Laura Dern did not lose the Academy’s presidential election to cinematographer John Bailey.

And in the end, an organization that has been accused of being too old, too white and too male could be in for bigger changes under the stewardship of a 74-year-old white guy, Bailey, than it would have under Dern, who would have been only the fourth woman in the job.

In the weeks leading up to Tuesday night’s election, which was held at the AMPAS Board of Governors meeting in Beverly Hills, press speculation suggested that Dern was the front runner for the position. (For the record, TheWrap didn’t say that.)

But in the end, Dern didn’t even run. Instead, finding that her career is in high gear with “Big Little Lies,” “Downsizing,” “Star Wars: The Last Jedi,” “Twin Peaks,” “JT Leroy,” the just-announced “Trial by Fire” and a few others, she opted not to pursue a position that for the last three or four Academy presidents has been essentially a full-time job.

The Academy does not reveal the names of losing candidates in its officer elections, so it would not confirm that Dern declined a nomination at Tuesday’s board meeting. But according to people familiar with what happened at the meeting, she chose not to run for president, which meant that Bailey and casting director David Rubin were the chief contenders for the position going into the lengthy meeting.

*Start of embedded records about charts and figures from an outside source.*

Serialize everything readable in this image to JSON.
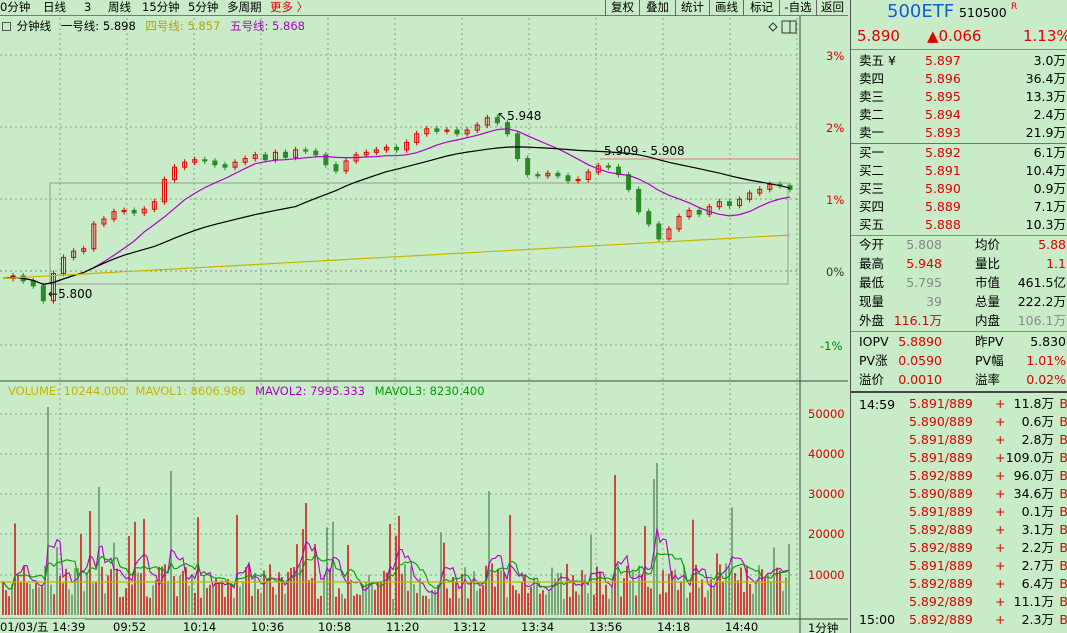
{
  "toolbar": {
    "items": [
      "0分钟",
      "日线",
      "3",
      "周线",
      "15分钟",
      "5分钟",
      "多周期",
      "更多 〉"
    ],
    "buttons": [
      "复权",
      "叠加",
      "统计",
      "画线",
      "标记",
      "-自选",
      "返回"
    ]
  },
  "legend": {
    "title": "分钟线",
    "line1": "一号线: 5.898",
    "line4": "四号线: 5.857",
    "line5": "五号线: 5.868",
    "vol": "VOLUME: 10244.000",
    "mavol1": "MAVOL1: 8606.986",
    "mavol2": "MAVOL2: 7995.333",
    "mavol3": "MAVOL3: 8230.400"
  },
  "annotations": {
    "high": "5.948",
    "low": "5.800",
    "range": "5.909 - 5.908"
  },
  "axis": {
    "pct": [
      "3%",
      "2%",
      "1%",
      "0%",
      "-1%"
    ],
    "vol": [
      "50000",
      "40000",
      "30000",
      "20000",
      "10000"
    ],
    "time": [
      "01/03/五 14:39",
      "09:52",
      "10:14",
      "10:36",
      "10:58",
      "11:20",
      "13:12",
      "13:34",
      "13:56",
      "14:18",
      "14:40"
    ],
    "period": "1分钟"
  },
  "colors": {
    "bg": "#c8ecc8",
    "up": "#e00000",
    "down": "#2a8a2a",
    "line1": "#000000",
    "line4": "#c8b400",
    "line5": "#b000c8",
    "mavol3": "#00b000"
  },
  "chart_data": {
    "type": "line",
    "price_series": [
      5.818,
      5.82,
      5.816,
      5.812,
      5.8,
      5.822,
      5.835,
      5.84,
      5.842,
      5.862,
      5.866,
      5.872,
      5.873,
      5.871,
      5.874,
      5.88,
      5.898,
      5.908,
      5.912,
      5.914,
      5.913,
      5.91,
      5.908,
      5.912,
      5.915,
      5.918,
      5.914,
      5.92,
      5.916,
      5.922,
      5.921,
      5.918,
      5.91,
      5.905,
      5.913,
      5.918,
      5.92,
      5.922,
      5.924,
      5.922,
      5.928,
      5.935,
      5.939,
      5.937,
      5.938,
      5.935,
      5.938,
      5.942,
      5.948,
      5.944,
      5.935,
      5.915,
      5.902,
      5.901,
      5.903,
      5.901,
      5.897,
      5.898,
      5.904,
      5.909,
      5.908,
      5.902,
      5.89,
      5.872,
      5.862,
      5.85,
      5.858,
      5.868,
      5.873,
      5.87,
      5.876,
      5.88,
      5.877,
      5.882,
      5.887,
      5.89,
      5.894,
      5.893,
      5.89
    ],
    "yrange_pct": [
      -1.5,
      3.5
    ],
    "prev_close": 5.824
  },
  "right": {
    "code_name": "500ETF",
    "code": "510500",
    "r_mark": "R",
    "price": "5.890",
    "change": "▲0.066",
    "pct": "1.13%",
    "asks": [
      {
        "label": "卖五 ¥",
        "price": "5.897",
        "vol": "3.0万"
      },
      {
        "label": "卖四",
        "price": "5.896",
        "vol": "36.4万"
      },
      {
        "label": "卖三",
        "price": "5.895",
        "vol": "13.3万"
      },
      {
        "label": "卖二",
        "price": "5.894",
        "vol": "2.4万"
      },
      {
        "label": "卖一",
        "price": "5.893",
        "vol": "21.9万"
      }
    ],
    "bids": [
      {
        "label": "买一",
        "price": "5.892",
        "vol": "6.1万"
      },
      {
        "label": "买二",
        "price": "5.891",
        "vol": "10.4万"
      },
      {
        "label": "买三",
        "price": "5.890",
        "vol": "0.9万"
      },
      {
        "label": "买四",
        "price": "5.889",
        "vol": "7.1万"
      },
      {
        "label": "买五",
        "price": "5.888",
        "vol": "10.3万"
      }
    ],
    "stats": [
      {
        "k1": "今开",
        "v1": "5.808",
        "k2": "均价",
        "v2": "5.88"
      },
      {
        "k1": "最高",
        "v1": "5.948",
        "k2": "量比",
        "v2": "1.1"
      },
      {
        "k1": "最低",
        "v1": "5.795",
        "k2": "市值",
        "v2": "461.5亿"
      },
      {
        "k1": "现量",
        "v1": "39",
        "k2": "总量",
        "v2": "222.2万"
      },
      {
        "k1": "外盘",
        "v1": "116.1万",
        "k2": "内盘",
        "v2": "106.1万"
      }
    ],
    "iopv": [
      {
        "k1": "IOPV",
        "v1": "5.8890",
        "k2": "昨PV",
        "v2": "5.830"
      },
      {
        "k1": "PV涨",
        "v1": "0.0590",
        "k2": "PV幅",
        "v2": "1.01%"
      },
      {
        "k1": "溢价",
        "v1": "0.0010",
        "k2": "溢率",
        "v2": "0.02%"
      }
    ],
    "ticks_time1": "14:59",
    "ticks_time2": "15:00",
    "ticks": [
      {
        "p": "5.891/889",
        "s": "+",
        "v": "11.8万"
      },
      {
        "p": "5.890/889",
        "s": "+",
        "v": "0.6万"
      },
      {
        "p": "5.891/889",
        "s": "+",
        "v": "2.8万"
      },
      {
        "p": "5.891/889",
        "s": "+",
        "v": "109.0万"
      },
      {
        "p": "5.892/889",
        "s": "+",
        "v": "96.0万"
      },
      {
        "p": "5.890/889",
        "s": "+",
        "v": "34.6万"
      },
      {
        "p": "5.891/889",
        "s": "+",
        "v": "0.1万"
      },
      {
        "p": "5.892/889",
        "s": "+",
        "v": "3.1万"
      },
      {
        "p": "5.892/889",
        "s": "+",
        "v": "2.2万"
      },
      {
        "p": "5.891/889",
        "s": "+",
        "v": "2.7万"
      },
      {
        "p": "5.892/889",
        "s": "+",
        "v": "6.4万"
      },
      {
        "p": "5.892/889",
        "s": "+",
        "v": "11.1万"
      },
      {
        "p": "5.892/889",
        "s": "+",
        "v": "2.3万"
      }
    ]
  }
}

Bailey had been something of a stealth candidate, going unmentioned in most media accounts. But board members knew that he was an increasingly serious contender as the election approached.

The key to his success is that he represented a significant faction on the board: governors who are unhappy with the direction of the Academy in recent years, and critical of the stewardship of CEO Dawn Hudson. In particular, a number of board members are dismayed by the expensive Academy Museum of Motion Pictures, which is currently under construction and over-budget, forcing AMPAS to take on hundreds of millions of dollars in debt.

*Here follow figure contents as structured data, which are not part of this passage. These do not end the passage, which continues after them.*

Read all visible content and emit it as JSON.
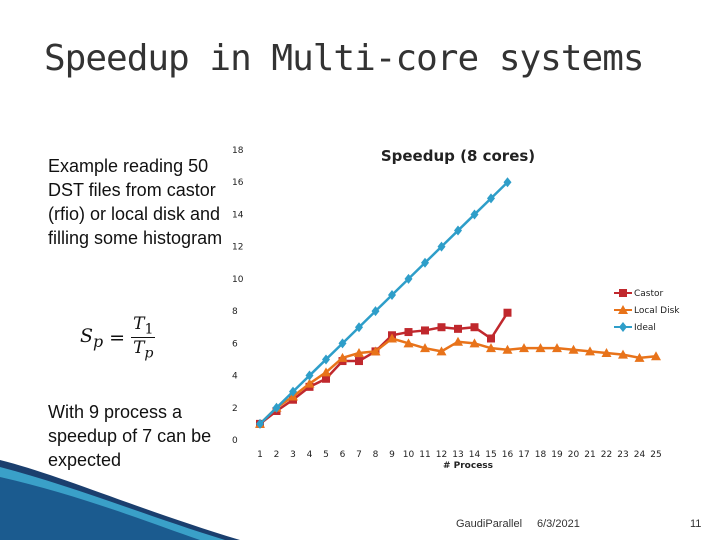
{
  "slide": {
    "title": "Speedup in Multi-core systems",
    "left_text_1": "Example reading 50 DST files from castor (rfio) or local disk and filling some histogram",
    "formula": {
      "lhs": "S",
      "lhs_sub": "p",
      "num": "T",
      "num_sub": "1",
      "den": "T",
      "den_sub": "p"
    },
    "left_text_2": "With 9 process a speedup of 7 can be expected",
    "footer": {
      "org": "GaudiParallel",
      "date": "6/3/2021",
      "page": "11"
    }
  },
  "chart_data": {
    "type": "line",
    "title": "Speedup (8 cores)",
    "xlabel": "# Process",
    "ylabel": "",
    "x": [
      1,
      2,
      3,
      4,
      5,
      6,
      7,
      8,
      9,
      10,
      11,
      12,
      13,
      14,
      15,
      16,
      17,
      18,
      19,
      20,
      21,
      22,
      23,
      24,
      25
    ],
    "ylim": [
      0,
      18
    ],
    "yticks": [
      0,
      2,
      4,
      6,
      8,
      10,
      12,
      14,
      16,
      18
    ],
    "grid": false,
    "legend_position": "right",
    "series": [
      {
        "name": "Castor",
        "color": "#c0282d",
        "marker": "square",
        "x": [
          1,
          2,
          3,
          4,
          5,
          6,
          7,
          8,
          9,
          10,
          11,
          12,
          13,
          14,
          15,
          16
        ],
        "values": [
          1.0,
          1.8,
          2.5,
          3.3,
          3.8,
          4.9,
          4.9,
          5.5,
          6.5,
          6.7,
          6.8,
          7.0,
          6.9,
          7.0,
          6.3,
          7.9
        ]
      },
      {
        "name": "Local Disk",
        "color": "#e8731a",
        "marker": "triangle",
        "x": [
          1,
          2,
          3,
          4,
          5,
          6,
          7,
          8,
          9,
          10,
          11,
          12,
          13,
          14,
          15,
          16,
          17,
          18,
          19,
          20,
          21,
          22,
          23,
          24,
          25
        ],
        "values": [
          1.0,
          2.0,
          2.7,
          3.5,
          4.2,
          5.1,
          5.4,
          5.5,
          6.3,
          6.0,
          5.7,
          5.5,
          6.1,
          6.0,
          5.7,
          5.6,
          5.7,
          5.7,
          5.7,
          5.6,
          5.5,
          5.4,
          5.3,
          5.1,
          5.2
        ]
      },
      {
        "name": "Ideal",
        "color": "#2e9ec9",
        "marker": "diamond",
        "x": [
          1,
          2,
          3,
          4,
          5,
          6,
          7,
          8,
          9,
          10,
          11,
          12,
          13,
          14,
          15,
          16
        ],
        "values": [
          1,
          2,
          3,
          4,
          5,
          6,
          7,
          8,
          9,
          10,
          11,
          12,
          13,
          14,
          15,
          16
        ]
      }
    ]
  },
  "colors": {
    "swoosh_dark": "#1b3f6e",
    "swoosh_light": "#3aa0c8"
  }
}
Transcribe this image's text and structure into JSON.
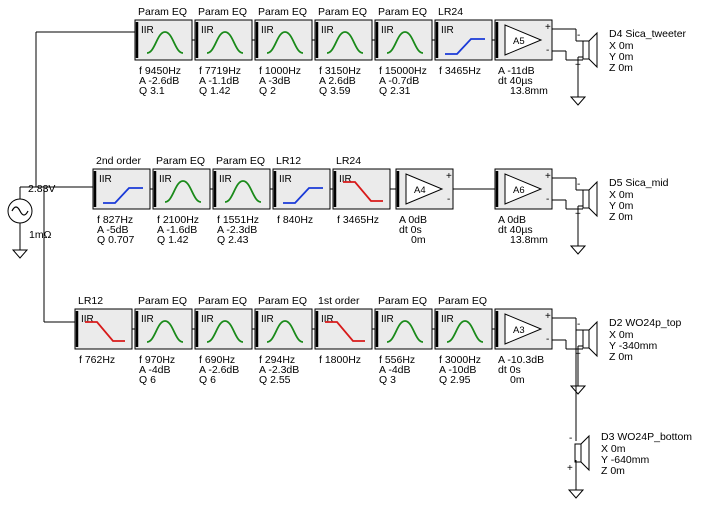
{
  "source": {
    "voltage": "2.83V",
    "resistance": "1mΩ"
  },
  "block_iir_label": "IIR",
  "chains": [
    {
      "blocks": [
        {
          "title": "Param EQ",
          "icon": "bell-curve-icon",
          "color": "#1a8a1a",
          "params": [
            "f  9450Hz",
            "A  -2.6dB",
            "Q  3.1"
          ]
        },
        {
          "title": "Param EQ",
          "icon": "bell-curve-icon",
          "color": "#1a8a1a",
          "params": [
            "f  7719Hz",
            "A  -1.1dB",
            "Q  1.42"
          ]
        },
        {
          "title": "Param EQ",
          "icon": "bell-curve-icon",
          "color": "#1a8a1a",
          "params": [
            "f  1000Hz",
            "A  -3dB",
            "Q  2"
          ]
        },
        {
          "title": "Param EQ",
          "icon": "bell-curve-icon",
          "color": "#1a8a1a",
          "params": [
            "f  3150Hz",
            "A  2.6dB",
            "Q  3.59"
          ]
        },
        {
          "title": "Param EQ",
          "icon": "bell-curve-icon",
          "color": "#1a8a1a",
          "params": [
            "f  15000Hz",
            "A  -0.7dB",
            "Q  2.31"
          ]
        },
        {
          "title": "LR24",
          "icon": "highpass-icon",
          "color": "#1a3ad8",
          "params": [
            "f  3465Hz"
          ]
        }
      ],
      "amps": [
        {
          "label": "A5",
          "params": [
            "A  -11dB",
            "dt 40µs",
            "13.8mm"
          ]
        }
      ],
      "driver": {
        "name": "D4 Sica_tweeter",
        "color": "#e89a1a",
        "coords": [
          "X 0m",
          "Y 0m",
          "Z 0m"
        ]
      }
    },
    {
      "blocks": [
        {
          "title": "2nd order",
          "icon": "highpass-icon",
          "color": "#1a3ad8",
          "params": [
            "f  827Hz",
            "A  -5dB",
            "Q  0.707"
          ]
        },
        {
          "title": "Param EQ",
          "icon": "bell-curve-icon",
          "color": "#1a8a1a",
          "params": [
            "f  2100Hz",
            "A  -1.6dB",
            "Q  1.42"
          ]
        },
        {
          "title": "Param EQ",
          "icon": "bell-curve-icon",
          "color": "#1a8a1a",
          "params": [
            "f  1551Hz",
            "A  -2.3dB",
            "Q  2.43"
          ]
        },
        {
          "title": "LR12",
          "icon": "highpass-icon",
          "color": "#1a3ad8",
          "params": [
            "f  840Hz"
          ]
        },
        {
          "title": "LR24",
          "icon": "lowpass-icon",
          "color": "#d81a1a",
          "params": [
            "f  3465Hz"
          ]
        }
      ],
      "amps": [
        {
          "label": "A4",
          "params": [
            "A  0dB",
            "dt 0s",
            "0m"
          ]
        },
        {
          "label": "A6",
          "params": [
            "A  0dB",
            "dt 40µs",
            "13.8mm"
          ]
        }
      ],
      "driver": {
        "name": "D5 Sica_mid",
        "color": "#1a3ad8",
        "coords": [
          "X 0m",
          "Y 0m",
          "Z 0m"
        ]
      }
    },
    {
      "blocks": [
        {
          "title": "LR12",
          "icon": "lowpass-icon",
          "color": "#d81a1a",
          "params": [
            "f  762Hz"
          ]
        },
        {
          "title": "Param EQ",
          "icon": "bell-curve-icon",
          "color": "#1a8a1a",
          "params": [
            "f  970Hz",
            "A  -4dB",
            "Q  6"
          ]
        },
        {
          "title": "Param EQ",
          "icon": "bell-curve-icon",
          "color": "#1a8a1a",
          "params": [
            "f  690Hz",
            "A  -2.6dB",
            "Q  6"
          ]
        },
        {
          "title": "Param EQ",
          "icon": "bell-curve-icon",
          "color": "#1a8a1a",
          "params": [
            "f  294Hz",
            "A  -2.3dB",
            "Q  2.55"
          ]
        },
        {
          "title": "1st order",
          "icon": "lowpass-icon",
          "color": "#d81a1a",
          "params": [
            "f  1800Hz"
          ]
        },
        {
          "title": "Param EQ",
          "icon": "bell-curve-icon",
          "color": "#1a8a1a",
          "params": [
            "f  556Hz",
            "A  -4dB",
            "Q  3"
          ]
        },
        {
          "title": "Param EQ",
          "icon": "bell-curve-icon",
          "color": "#1a8a1a",
          "params": [
            "f  3000Hz",
            "A  -10dB",
            "Q  2.95"
          ]
        }
      ],
      "amps": [
        {
          "label": "A3",
          "params": [
            "A  -10.3dB",
            "dt 0s",
            "0m"
          ]
        }
      ],
      "driver": {
        "name": "D2 WO24p_top",
        "color": "#d81a1a",
        "coords": [
          "X 0m",
          "Y -340mm",
          "Z 0m"
        ]
      }
    }
  ],
  "extra_driver": {
    "name": "D3 WO24P_bottom",
    "color": "#1a8a1a",
    "coords": [
      "X 0m",
      "Y -640mm",
      "Z 0m"
    ]
  }
}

(The Academy’s recent push toward increasing diversity in its ranks is not a significant factor in their dissatisfaction with the current administration.)

Dern is friendly with Hudson and a big supporter of the museum; when Hudson’s contract was up for renewal in March, she gave an impassioned speech to the board about the importance of continuity as AMPAS worked to finish the elaborate project, according to Academy members.

She would have been a best-case-scenario president for Hudson, and her election would have increased the chances of the Academy continuing further down the same path.

Bailey, on the other hand, could be a thorn in the CEO’s side — or, more likely, a contrary voice. That may force the two sometime antagonists to find common ground as they plot a course for the Academy in uncertain times.

Could the older white guy be the wild card in this scenario, the one who wants to shake things up rather than staying the course?